Everybody wanted to watch Super O.D. (Kwaku Dar­ko of blessed memory) so that at school the next day, which is a Monday, one can contrib­ute to the discussion among their mates on the show regarding the very interesting parts, especially the funny jokes of the star of the show Super O.D.

Most of the time we had to watch the TV through the window of the individual who had the TV since the rooms in a compound house were usually chamber and hall type and so had limited space to accommodate a lot of people.

Those were the days that if somebody happened to flatulate, especially the silent foul smelling type, in the little crowd in the enclosed space, a crisis of smells was created in the room and ev­eryone becomes a suspect.

Some TV owners actual­ly conducted inspection to identify those who had had their bath before letting them into their room for TV viewing. If you were a parent woe betides you if you should send your child on an errand around 8:30pm.

You would surely be silently cursed by your child for depriving him or her the opportunity to watch Super O. D., that particular Sunday evening.

I recall one such show in which Super O.D. went to marry a woman who already had a couple of children and O. D also had a couple of chil­dren. In the course of time they had two children who then had four elder siblings.

Naturally, since the two were the youngest in the fam­ily, they received much atten­tion from their parents and so the elderly ones envied them. The elderly ones therefore formed an unholy alliance to make life uncomfortable for their younger siblings.

Super O.D. returned home one day to meet his younger children crying and inquired of them the reason for their crying. They told him that their siblings had beaten them. Soon after his wife also returned home and on hearing of the commotion also asked her husband of what was going on in the house and Super O.D. said “Your children and my children, are beating our children”.

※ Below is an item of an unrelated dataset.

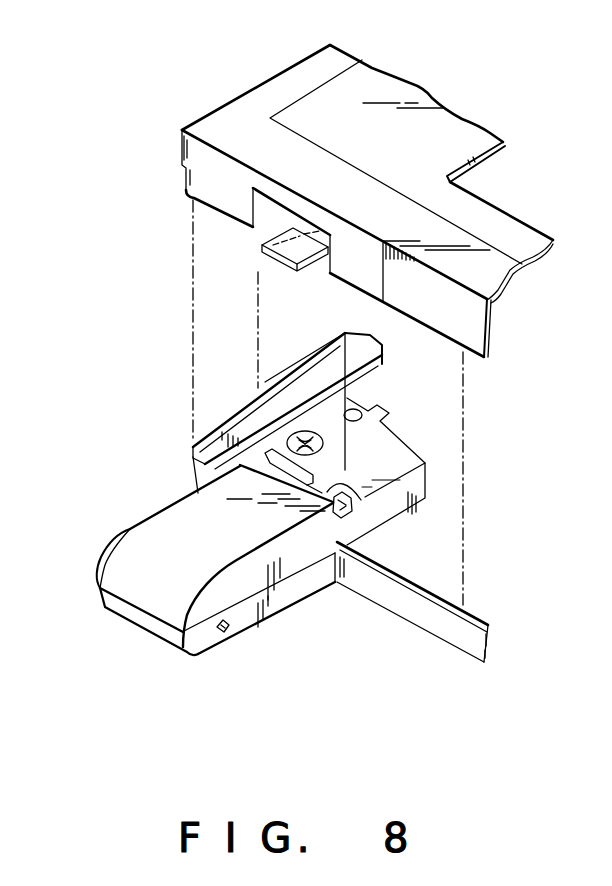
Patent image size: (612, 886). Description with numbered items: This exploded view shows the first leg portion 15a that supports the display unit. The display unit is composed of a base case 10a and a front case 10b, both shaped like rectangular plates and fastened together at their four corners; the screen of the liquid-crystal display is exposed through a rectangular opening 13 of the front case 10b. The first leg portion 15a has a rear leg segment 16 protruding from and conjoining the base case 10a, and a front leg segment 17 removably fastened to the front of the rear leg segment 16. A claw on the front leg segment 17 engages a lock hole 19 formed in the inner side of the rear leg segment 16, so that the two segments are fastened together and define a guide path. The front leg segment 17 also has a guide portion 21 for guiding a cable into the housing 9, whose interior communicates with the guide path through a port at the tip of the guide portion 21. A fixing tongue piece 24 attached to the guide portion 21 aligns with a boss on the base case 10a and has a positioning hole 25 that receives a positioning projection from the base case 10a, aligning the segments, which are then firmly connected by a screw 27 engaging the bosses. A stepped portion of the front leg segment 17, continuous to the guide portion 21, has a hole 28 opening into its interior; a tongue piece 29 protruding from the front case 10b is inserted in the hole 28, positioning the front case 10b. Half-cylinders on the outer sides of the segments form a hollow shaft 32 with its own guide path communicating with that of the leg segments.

The Osofo Dadzie show was also a great source for inculcating good Ghanaian values in the youth and there is an urgent need to find a replacement show on TV capable of replicating what the show represented in the Ghanaian community.

The impact the shows in the Twi language has on people especially the youth of this nation cannot be overem­phasised.

The Osofo Dadzie show, was an avenue for dissemina­tion of essential government policies and therefore was very helpful in the national development agenda.

It was a very effective and useful channel for the pro­motion of our cultural values. Useful moral lessons were being learnt from the show.

One feature of the show was the moral teachings of Osofo Dadzie character at the end of each show and every­one, both adults and children waited for with great expec­tation.